Because the systems are now linked, a nurse can make changes to the medication schedule, and that information is automatically sent back to the Pharmacy and updated in the schedule. “If a nurse decides that a patient needs to receive an IV medication sooner than previously scheduled, she can now update the schedule in eMAR and that update tells us to start preparing the IV medication earlier and have it ready when the patient needs it,” Tom Cooley, RPh, MBA, assistant director of Pharmacy, said.

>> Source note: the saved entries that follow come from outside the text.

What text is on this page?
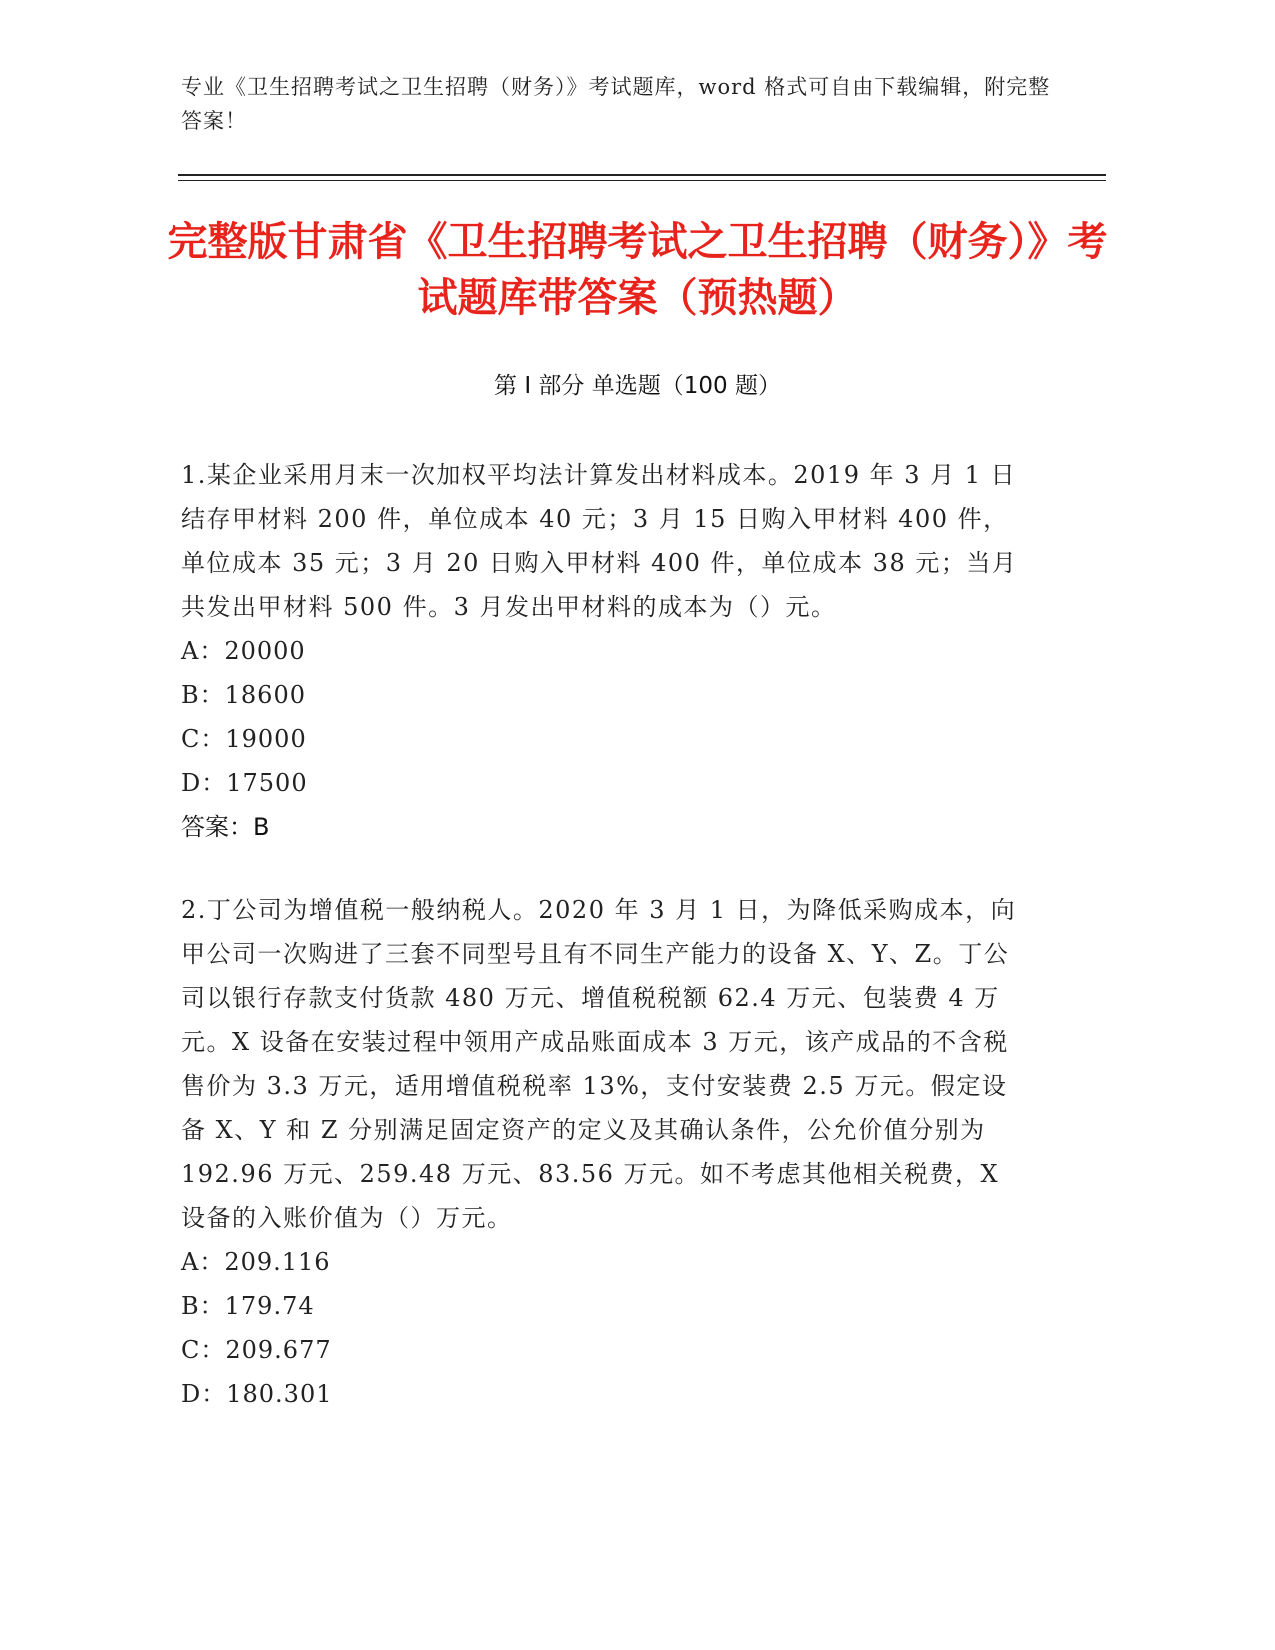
专业《卫生招聘考试之卫生招聘（财务）》考试题库，word 格式可自由下载编辑，附完整答案！
完整版甘肃省《卫生招聘考试之卫生招聘（财务）》考试题库带答案（预热题）
第 I 部分 单选题（100 题）
1.某企业采用月末一次加权平均法计算发出材料成本。2019 年 3 月 1 日结存甲材料 200 件，单位成本 40 元；3 月 15 日购入甲材料 400 件，单位成本 35 元；3 月 20 日购入甲材料 400 件，单位成本 38 元；当月共发出甲材料 500 件。3 月发出甲材料的成本为（）元。
A：20000
B：18600
C：19000
D：17500
答案：B
2.丁公司为增值税一般纳税人。2020 年 3 月 1 日，为降低采购成本，向甲公司一次购进了三套不同型号且有不同生产能力的设备 X、Y、Z。丁公司以银行存款支付货款 480 万元、增值税税额 62.4 万元、包装费 4 万元。X 设备在安装过程中领用产成品账面成本 3 万元，该产成品的不含税售价为 3.3 万元，适用增值税税率 13%，支付安装费 2.5 万元。假定设备 X、Y 和 Z 分别满足固定资产的定义及其确认条件，公允价值分别为 192.96 万元、259.48 万元、83.56 万元。如不考虑其他相关税费，X 设备的入账价值为（）万元。
A：209.116
B：179.74
C：209.677
D：180.301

The new functionality gives a visual display of the information to both Pharmacy and Nursing staff. “It also allows for the creation of simple and complex medication administration schedules,” said Kara Jelloe, of the BWH Clinical Systems Team in IS.
Pharmacy can schedule medications to better meet physicians’ orders and the clinical care of the patient, particularly for those patients with less routine schedules. For example, a patient may be prescribed to receive a certain medication two times a day, but only on five days during a week. “Our old scheduling system didn’t allow us to set that accurately, but now we can,” Cooley said.
Nurses and pharmacists completed a successful pilot of the scheduler editor tool. “It will solve many of the scheduling issues that contributed to patients missing doses,” Cooley said.
More information on the changes is available through HealthStream.